Les victimes des menteurs, quand elles se laissaient prendre à répétition, ne valaient guère mieux que leurs « bourreaux ». La bêtise en plus, évidemment !

Cela dit, les menteurs en question, comme n’importe qui, étaient les enfants du Créateur, et il convenait, pour une Dame Abbesse, de leur accorder l’indulgence dont elle était censée faire preuve en toute occasion. Hélas, c’était plus fort qu’elle ! Anna ne pouvait pas souffrir cette engeance-là, et elle accepterait, dans l’autre monde, le châtiment qu’on lui réserverait à cause de ce péché.

La mendicité se révélant une activité prenante, Anna consacrait aussi peu de temps que possible à sa pratique, afin d’avancer plus vite dans ses recherches. Le camp étant chaque soir dressé d’une manière différente, et dans le plus grand désordre, appliquer une méthode rigoureuse se révélait impossible. Par bonheur, à cause de sa taille, et en dépit de sa désorganisation, la troupe s’arrêtait grosso modo à la même configuration – un peu comme une caravane de chariots qui s’immobilise le long d’une route pour camper.

Le matin, il fallait largement plus d’une heure après le départ de la tête de colonne pour que la queue se mette en mouvement. Le soir, le phénomène s’inversait, et les derniers hommes s’arrêtaient alors que les premiers avaient déjà avalé leur repas.

Anna s’étonnait de la direction suivie par cette armée, qui s’était formée aux alentours du port de Grafan, dans l’Ancien Monde. Après avoir filé tout droit vers le Nouveau Monde, les troupes avaient suivi la côte vers l’ouest, où la Dame Abbesse avait eu la surprise de les rencontrer.

Sans être une experte en stratégie, Anna trouvait bizarre le comportement de l’Ordre Impérial. Une attaque massive au nord eût semblé logique. Alors, pourquoi ce voyage vers l’ouest, une direction qui ne menait à aucune cible importante ? Connaissant Jagang, la Dame Abbesse savait qu’il ne faisait jamais rien sans une excellente raison. Si brutal, arrogant et cruel qu’il fût, l’empereur n’était pas un imbécile.

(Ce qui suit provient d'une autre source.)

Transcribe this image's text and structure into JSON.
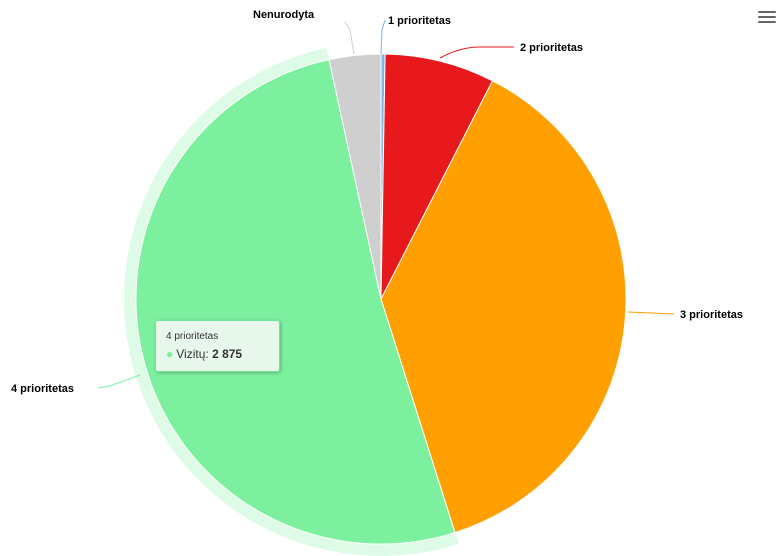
{
  "chart_data": {
    "type": "pie",
    "series_name": "Vizitų",
    "slices": [
      {
        "name": "1 prioritetas",
        "value": 15,
        "color": "#7cb5ec"
      },
      {
        "name": "2 prioritetas",
        "value": 405,
        "color": "#e8191d"
      },
      {
        "name": "3 prioritetas",
        "value": 2100,
        "color": "#ff9f00"
      },
      {
        "name": "4 prioritetas",
        "value": 2875,
        "color": "#7cf09e"
      },
      {
        "name": "Nenurodyta",
        "value": 190,
        "color": "#cfcfcf"
      }
    ],
    "hovered_slice": "4 prioritetas",
    "legend": "none"
  },
  "tooltip": {
    "header": "4 prioritetas",
    "series_label": "Vizitų:",
    "value_text": "2 875"
  },
  "menu": {
    "icon": "hamburger-menu-icon"
  }
}
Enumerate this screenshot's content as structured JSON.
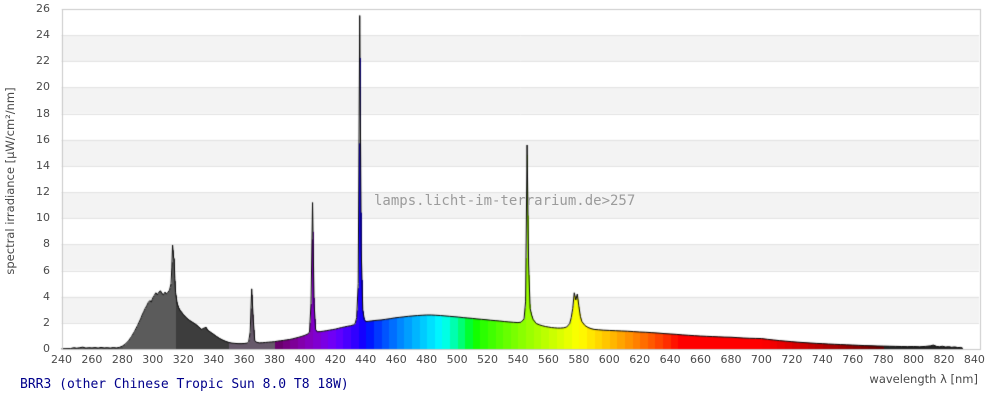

Et il savait faire montre de patience.

Les peuples de l’Ancien Monde n’avaient jamais formé une société homogène. Après quasiment un millénaire passé à les observer, Anna les aurait – charitablement – qualifiés de « divers », « turbulents » et « incontrôlables ». Jusqu’à ces derniers temps, elle n’avait jamais entendu parler de deux régions de l’Ancien Monde qui fussent parvenues à se mettre d’accord sur un minimum de choses.

En vingt ans, Jagang avait réussi l’impossible exploit d’unifier des peuples indisciplinés et égoïstes. Sa brutalité, sa corruption et son goût de l’injustice n’entrant pas en ligne de compte dans cette affaire-là, il fallait lui concéder ce mérite, si douteux fût-il. Et ce faisant, il avait levé une armée d’une puissance jamais vue dans l’histoire des deux mondes…

À l’inverse de leurs parents, attachés uniquement à leur minuscule bout de terre, les jeunes hommes qui composaient l’armée de l’Ordre Impérial servaient ce qu’il fallait bien appeler une « nation ». Ces soldats et ces officiers étaient pour la plupart des enfants quand Jagang avait pris le pouvoir. Élevés dans le culte de sa personnalité, ils avaient, comme tous les gamins du monde, assimilé l’enseignement de leurs aînés et adopté la morale et les valeurs qu’il véhiculait.

Les Sœurs de la Lumière, en revanche, n’avaient pas vocation à s’impliquer dans les affaires séculières. Au cours de sa vie, Anna avait vu naître et disparaître des dizaines de rois et de dirigeants de tout poil, parfois même démocratiquement élus. Protégés par un antique sort qui altérait le cours du temps, le Palais des Prophètes et ses occupants étaient un îlot de stabilité dans un monde en perpétuel changement. Et si les Sœurs travaillaient sans relâche à améliorer l’humanité, elles utilisaient la magie, pas le pouvoir politique…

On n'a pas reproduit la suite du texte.